Sermayenin ve iktidarın giderek güçlendiği ve ceberrutlaştığı bir dönemde, bu taleplere bireysel olarak ulaşmak mümkün görünmüyor. Kentlerde yaşanan sosyal ve fiziksel kutuplaşmanın yanında, gündelik siyasette giderek kırpılan ve yok edilen sosyal ve sivil haklar, altı oyulan demokrasi anlayışı, özgürlük ve hak taleplerine karşı uygulanan baskı ve şiddet, gün geçtikçe yükselen ve yaygınlaşan ırkçılık, yabancı düşmanlığı ve farklı olana duyulan tahammülsüzlük kentlerde bir arada yaşama ve var olma kültürünü yok etmekte. İşte bu nedenle kolektif düşünme ve aktivizm biçimleri olarak kentsel toplumsal hareketler, demokrasiyi ve birlikte yaşama kültürünü yeniden tesis etme, sahip olduğumuz hakları koruma, taleplerimizi daha güçlü bir şekilde dile getirme ve bu talepleri baskı rejimini dönüştürücü politikalar haline getirme yolunda hayati önem arz ediyor.

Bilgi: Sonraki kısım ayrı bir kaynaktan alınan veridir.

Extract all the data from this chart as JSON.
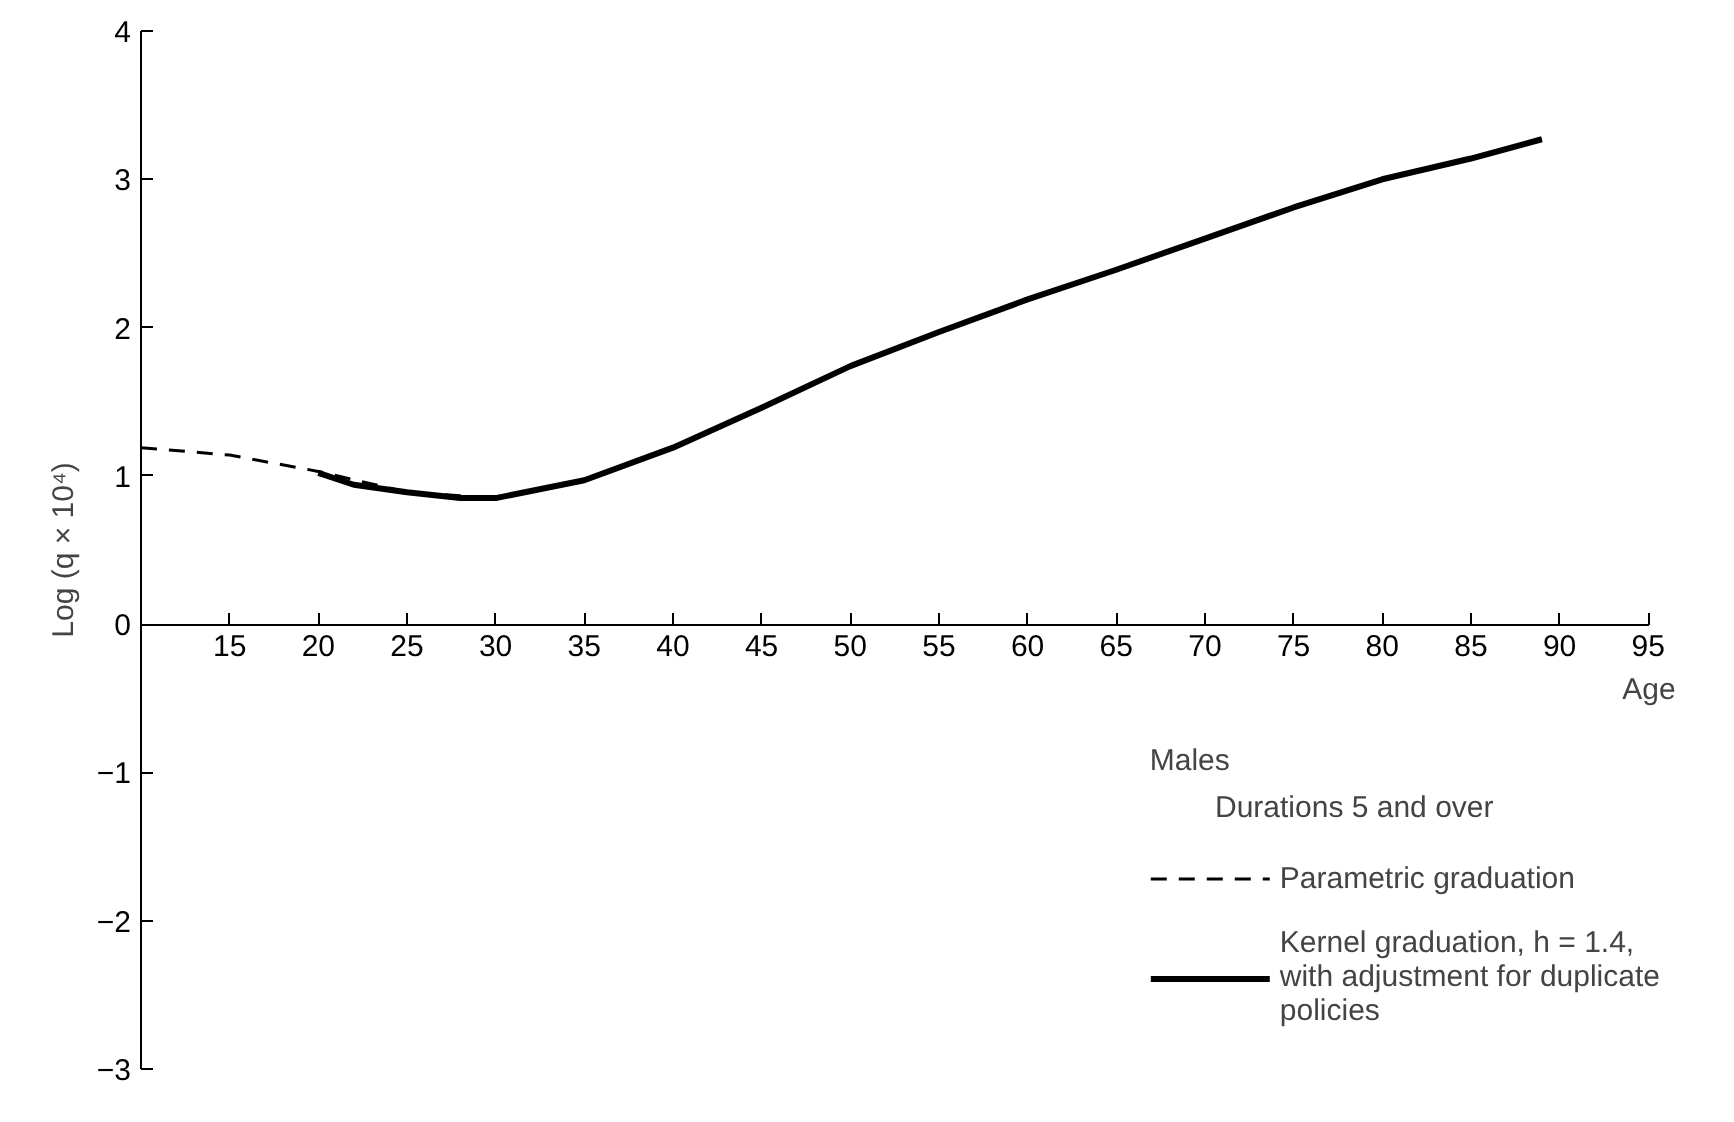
{
  "chart_data": {
    "type": "line",
    "xlabel": "Age",
    "ylabel": "Log (q × 10⁴)",
    "legend_title": "Males",
    "annotations": [
      "Durations 5 and over"
    ],
    "xlim": [
      10,
      95
    ],
    "ylim": [
      -3,
      4
    ],
    "xticks": [
      15,
      20,
      25,
      30,
      35,
      40,
      45,
      50,
      55,
      60,
      65,
      70,
      75,
      80,
      85,
      90,
      95
    ],
    "yticks": [
      -3,
      -2,
      -1,
      0,
      1,
      2,
      3,
      4
    ],
    "grid": false,
    "legend": "bottom right",
    "marker": "none",
    "series": [
      {
        "name": "Parametric graduation",
        "color": "#000000",
        "line_style": "dashed",
        "x": [
          10,
          15,
          20,
          25,
          30,
          35,
          40,
          45,
          50,
          55,
          60,
          65,
          70,
          75,
          80,
          85,
          89
        ],
        "values": [
          1.19,
          1.14,
          1.03,
          0.89,
          0.85,
          0.97,
          1.19,
          1.46,
          1.74,
          1.97,
          2.19,
          2.39,
          2.6,
          2.81,
          3.0,
          3.14,
          3.27
        ]
      },
      {
        "name": "Kernel graduation, h = 1.4, with adjustment for duplicate policies",
        "color": "#000000",
        "line_style": "solid",
        "x": [
          20,
          22,
          25,
          28,
          30,
          35,
          40,
          45,
          50,
          55,
          60,
          65,
          70,
          75,
          80,
          85,
          89
        ],
        "values": [
          1.02,
          0.94,
          0.89,
          0.85,
          0.85,
          0.97,
          1.19,
          1.46,
          1.74,
          1.97,
          2.19,
          2.39,
          2.6,
          2.81,
          3.0,
          3.14,
          3.27
        ]
      }
    ]
  }
}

Kentsel toplumsal hareketler ve kentsel muhalefet odaklı bu dosyanın amacı, aslında pek çok farklı platformda süregiden bu hayati teori ve eylem alanıyla ilgili çeşitli disiplinlerden ve coğrafyalardan gelecek olan yorum ve tartışmaları, örnek ve pratikleri okuyucuyla buluşturmaktır. Bu amaçla, bu hareketlerin aktif olarak içinde yer alan ya da bunlar üzerinde düşünsel emek harcayan akademisyenler, araştırmacılar ve aktivistler, kentsel toplumsal hareketlerle ilgili deneyimlerini bizlerle paylaşarak bu dosyaya destek vermeleri için davet edildiler. Bu tartışmalar aracılığıyla dosya, Türkiye’de ve dünyanın çeşitli kentlerinde toplumsal hareketler hangi koşullarda ve hangi taleplerle ortaya çıkarlar, nasıl örgütlenirler ve hedeflerine ulaşmak için hangi araçları kullanırlar, meşruiyetlerini nereden alırlar, bu hareketlerin içinde kimler yer alır, farklı hareketler hangi zeminlerde bir araya gelebilirler ve ortak mücadele mevzileri oluşturabilirler, bu hareketlerin başarılı olması hangi koşullara bağlıdır, bu hareketler kentle nasıl bir etkileşim içindedirler gibi sorulara da cevap aramayı hedefliyor.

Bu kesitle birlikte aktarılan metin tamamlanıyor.